The bill is therefore deficient and shows no reversible error.

It is next urged that since Estabrooks did not identify the party who searched him, the testimony is insufficient to sustain a conviction.

We overrule this contention.

We also overrule the further contention that there is not sufficient evidence to corroborate the testimony of the accomplice witness Nolen.

As we view the evidence, the jury was warranted in finding that appellant acted as a principal with David H. Spradlin in the commission of the offense.

No error appearing, the judgment is affirmed.

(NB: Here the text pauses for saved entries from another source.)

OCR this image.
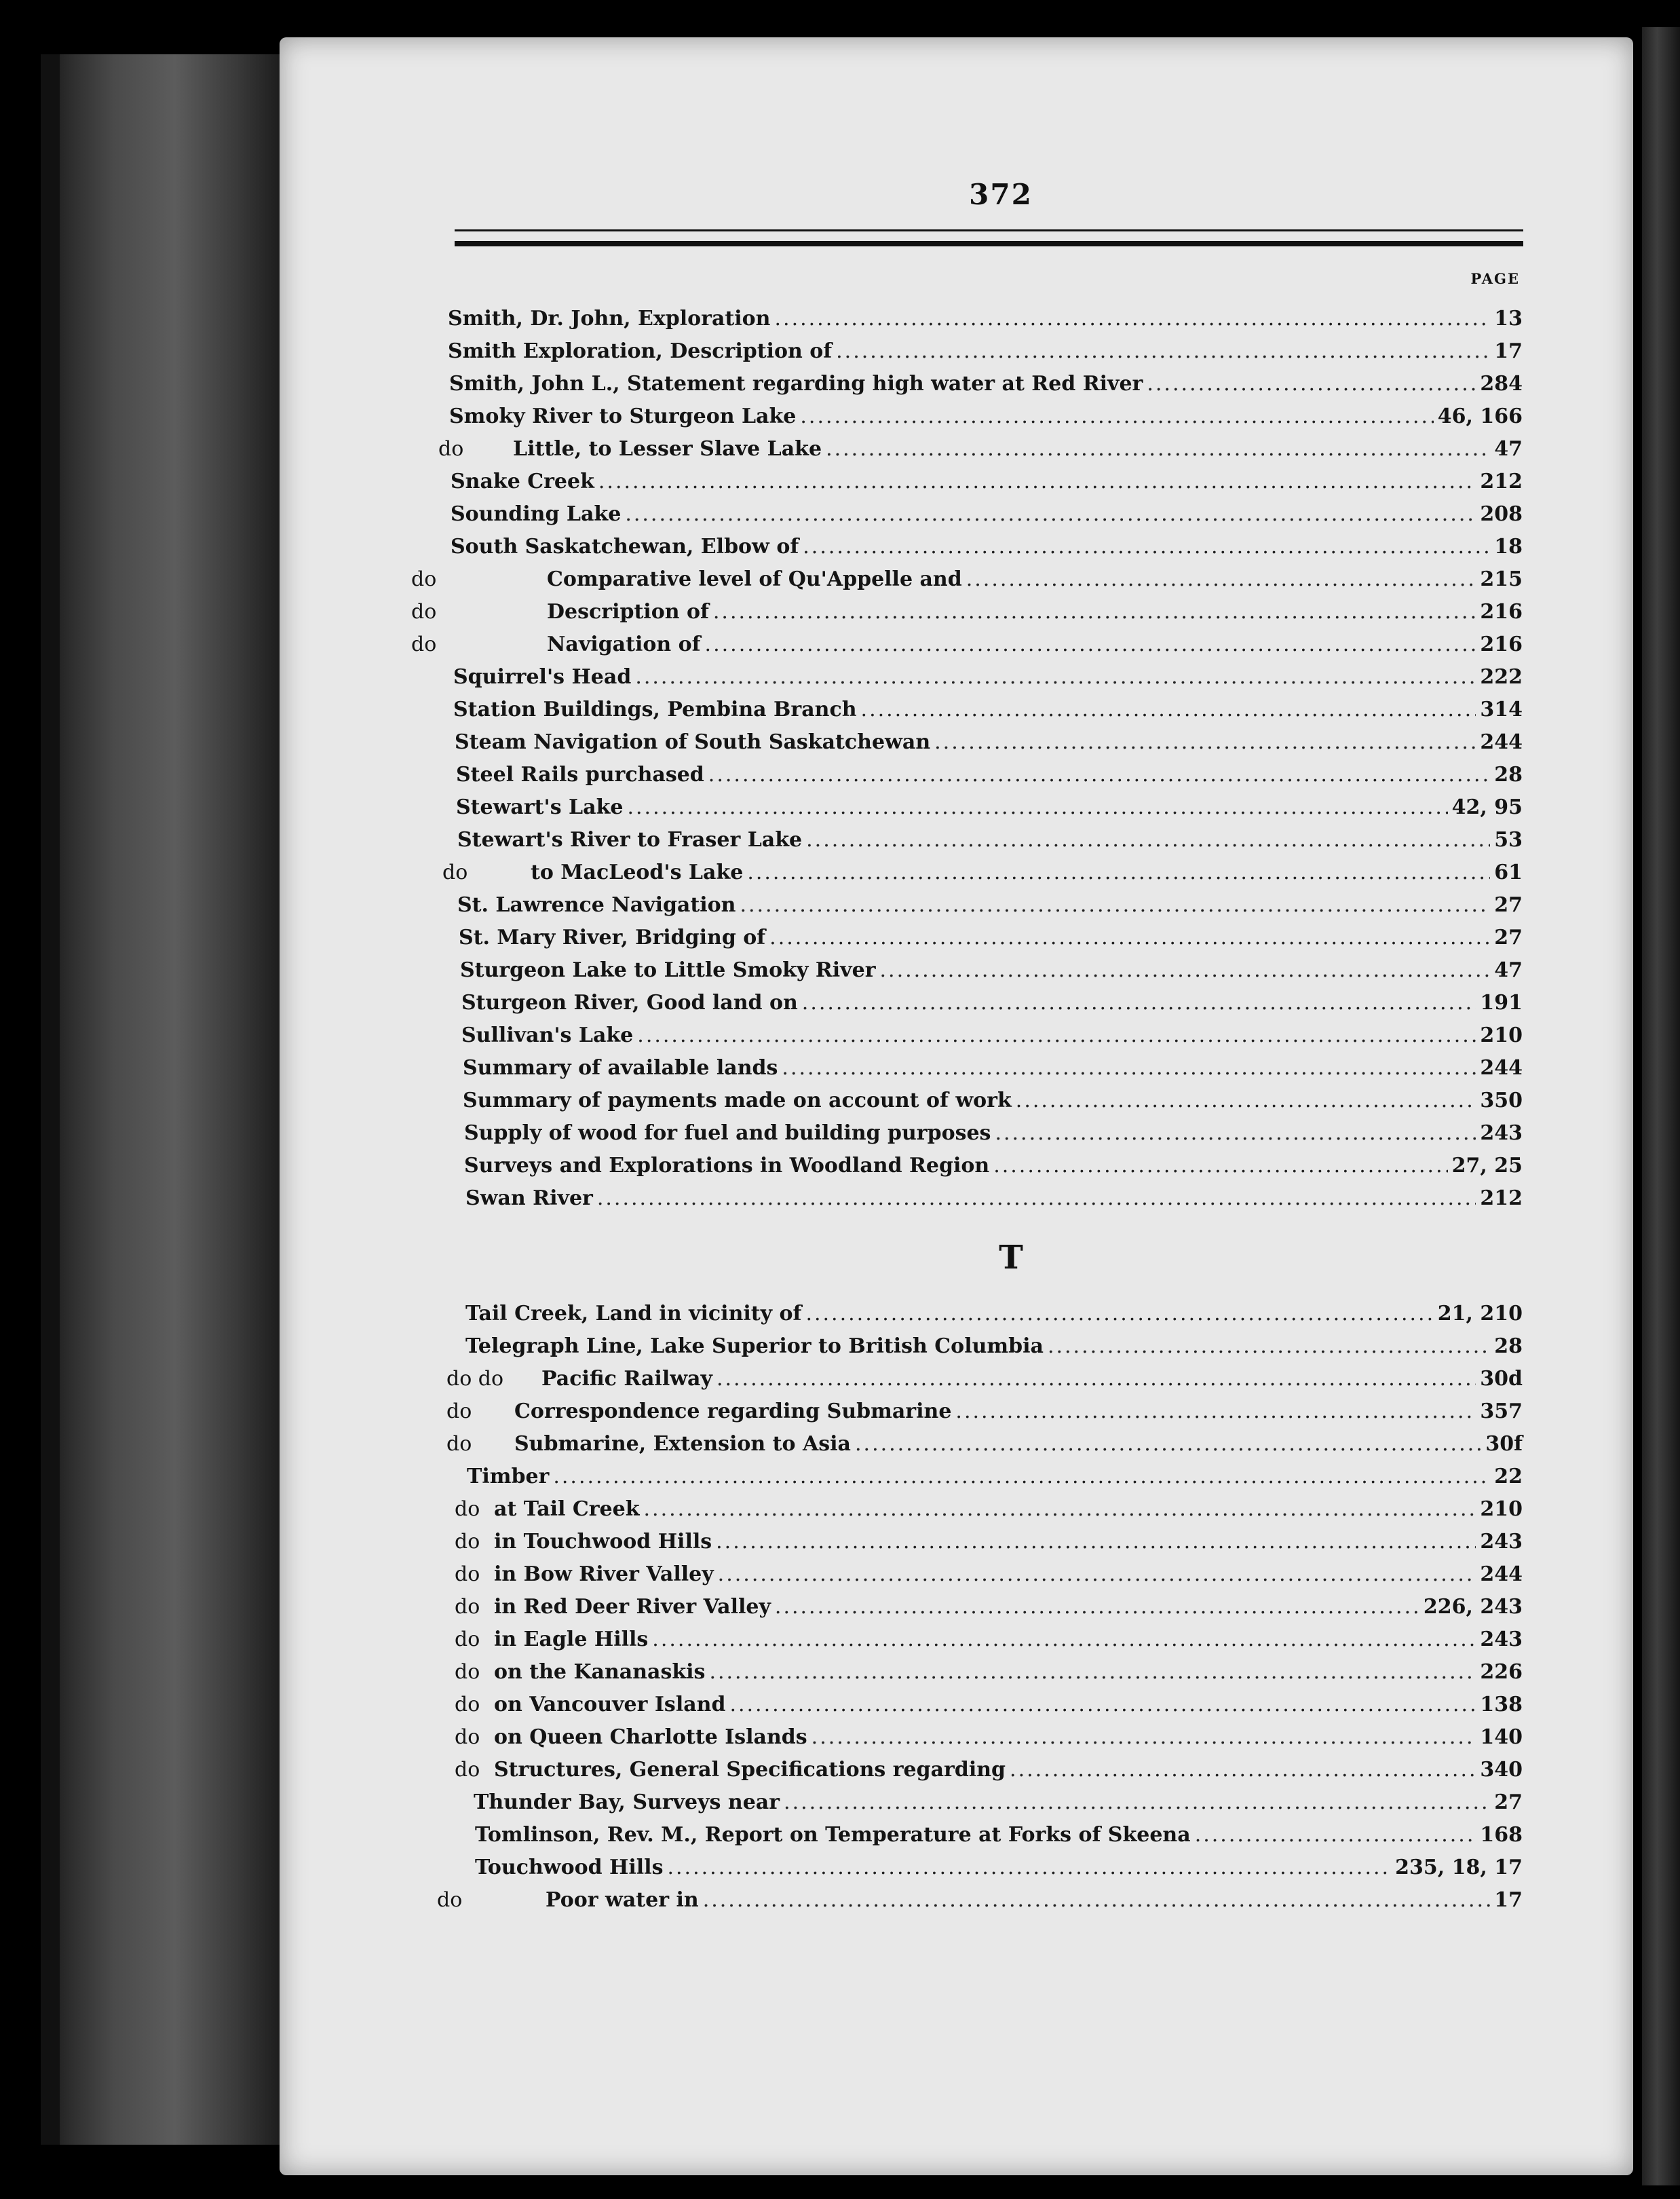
372
PAGE
T
Smith, Dr. John, Exploration .....	13
Smith Exploration, Description of .....	17
Smith, John L., Statement regarding high water at Red River .....	284
Smoky River to Sturgeon Lake .....	46, 166
do	Little, to Lesser Slave Lake .....	47
Snake Creek .....	212
Sounding Lake .....	208
South Saskatchewan, Elbow of .....	18
do	Comparative level of Qu'Appelle and .....	215
do	Description of .....	216
do	Navigation of .....	216
Squirrel's Head .....	222
Station Buildings, Pembina Branch .....	314
Steam Navigation of South Saskatchewan .....	244
Steel Rails purchased .....	28
Stewart's Lake .....	42, 95
Stewart's River to Fraser Lake .....	53
do	to MacLeod's Lake .....	61
St. Lawrence Navigation .....	27
St. Mary River, Bridging of .....	27
Sturgeon Lake to Little Smoky River .....	47
Sturgeon River, Good land on .....	191
Sullivan's Lake .....	210
Summary of available lands .....	244
Summary of payments made on account of work .....	350
Supply of wood for fuel and building purposes .....	243
Surveys and Explorations in Woodland Region .....	27, 25
Swan River .....	212
Tail Creek, Land in vicinity of .....	21, 210
Telegraph Line, Lake Superior to British Columbia .....	28
do do	Pacific Railway .....	30d
do	Correspondence regarding Submarine .....	357
do	Submarine, Extension to Asia .....	30f
Timber .....	22
do at Tail Creek .....	210
do in Touchwood Hills .....	243
do in Bow River Valley .....	244
do in Red Deer River Valley .....	226, 243
do in Eagle Hills .....	243
do on the Kananaskis .....	226
do on Vancouver Island .....	138
do on Queen Charlotte Islands .....	140
do Structures, General Specifications regarding .....	340
Thunder Bay, Surveys near .....	27
Tomlinson, Rev. M., Report on Temperature at Forks of Skeena .....	168
Touchwood Hills .....	235, 18, 17
do	Poor water in .....	17
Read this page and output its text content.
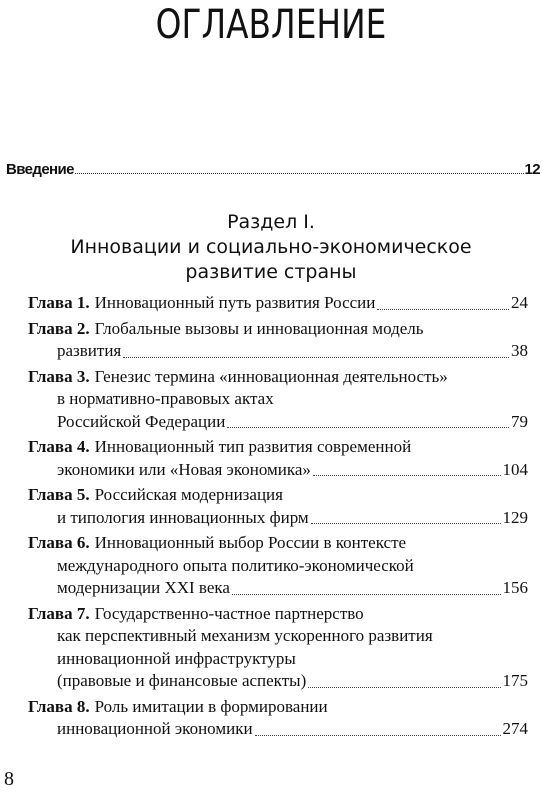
ОГЛАВЛЕНИЕ
Введение	12
Раздел I.
Инновации и социально-экономическое
развитие страны
Глава 1. Инновационный путь развития России	24
Глава 2. Глобальные вызовы и инновационная модель
развития	38
Глава 3. Генезис термина «инновационная деятельность»
в нормативно-правовых актах
Российской Федерации	79
Глава 4. Инновационный тип развития современной
экономики или «Новая экономика»	104
Глава 5. Российская модернизация
и типология инновационных фирм	129
Глава 6. Инновационный выбор России в контексте
международного опыта политико-экономической
модернизации XXI века	156
Глава 7. Государственно-частное партнерство
как перспективный механизм ускоренного развития
инновационной инфраструктуры
(правовые и финансовые аспекты)	175
Глава 8. Роль имитации в формировании
инновационной экономики	274
8
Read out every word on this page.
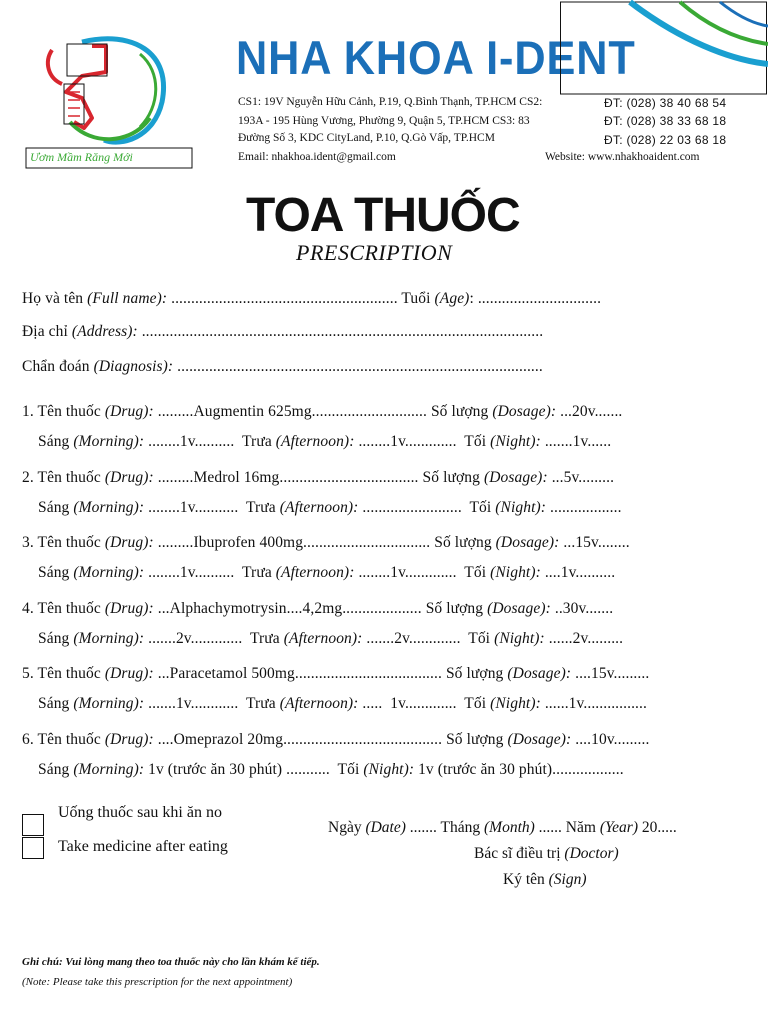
Ươm Mầm Răng Mới
NHA KHOA I-DENT
CS1: 19V Nguyễn Hữu Cảnh, P.19, Q.Bình Thạnh, TP.HCM CS2:
193A - 195 Hùng Vương, Phường 9, Quận 5, TP.HCM CS3: 83
Đường Số 3, KDC CityLand, P.10, Q.Gò Vấp, TP.HCM
Email: nhakhoa.ident@gmail.com	Website: www.nhakhoaident.com
ĐT: (028) 38 40 68 54
ĐT: (028) 38 33 68 18
ĐT: (028) 22 03 68 18
TOA THUỐC
PRESCRIPTION
Họ và tên (Full name): ......................................................... Tuổi (Age): ...............................
Địa chỉ (Address): .....................................................................................................
Chẩn đoán (Diagnosis): ............................................................................................
1. Tên thuốc (Drug): .........Augmentin 625mg............................. Số lượng (Dosage): ...20v.......
Sáng (Morning): ........1v..........  Trưa (Afternoon): ........1v.............  Tối (Night): .......1v......
2. Tên thuốc (Drug): .........Medrol 16mg................................... Số lượng (Dosage): ...5v.........
Sáng (Morning): ........1v...........  Trưa (Afternoon): .........................  Tối (Night): ..................
3. Tên thuốc (Drug): .........Ibuprofen 400mg................................ Số lượng (Dosage): ...15v........
Sáng (Morning): ........1v..........  Trưa (Afternoon): ........1v.............  Tối (Night): ....1v..........
4. Tên thuốc (Drug): ...Alphachymotrysin....4,2mg.................... Số lượng (Dosage): ..30v.......
Sáng (Morning): .......2v.............  Trưa (Afternoon): .......2v.............  Tối (Night): ......2v.........
5. Tên thuốc (Drug): ...Paracetamol 500mg..................................... Số lượng (Dosage): ....15v.........
Sáng (Morning): .......1v............  Trưa (Afternoon): .....  1v.............  Tối (Night): ......1v................
6. Tên thuốc (Drug): ....Omeprazol 20mg........................................ Số lượng (Dosage): ....10v.........
Sáng (Morning): 1v (trước ăn 30 phút) ...........  Tối (Night): 1v (trước ăn 30 phút)..................
Uống thuốc sau khi ăn no
Take medicine after eating
Ngày (Date) ....... Tháng (Month) ...... Năm (Year) 20.....
Bác sĩ điều trị (Doctor)
Ký tên (Sign)
Ghi chú: Vui lòng mang theo toa thuốc này cho lần khám kế tiếp.
(Note: Please take this prescription for the next appointment)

Opinion approved by the court.






Rehearing

*620on motion for rehearing

MORRISON, Judge.

Appellant again forcefully contends that the testimony of the accomplice witness was not corroborated, and we have reexamined the record in the light of this contention. The injured party Estabrooks and the witness Vornkahl identified the appellant as one of the men in the pick-up who gave him the “ride” to the scene of the robbery. Even though, because of darkness, Estabrooks was unable to identify the one who actually pointed the gun at him at the time the property was taken from his person, we think the evidence is clear that appellant participated in the robbery as a principal.

It will be noted that the court instructed the jury not to consider a portion of the attorney’s argument objected to, and no further request to the court appears to have been made. For the appellant to here complain, he must show that he called upon the trial court to act and that the court failed to respond.

Appellant’s motion for rehearing is overruled.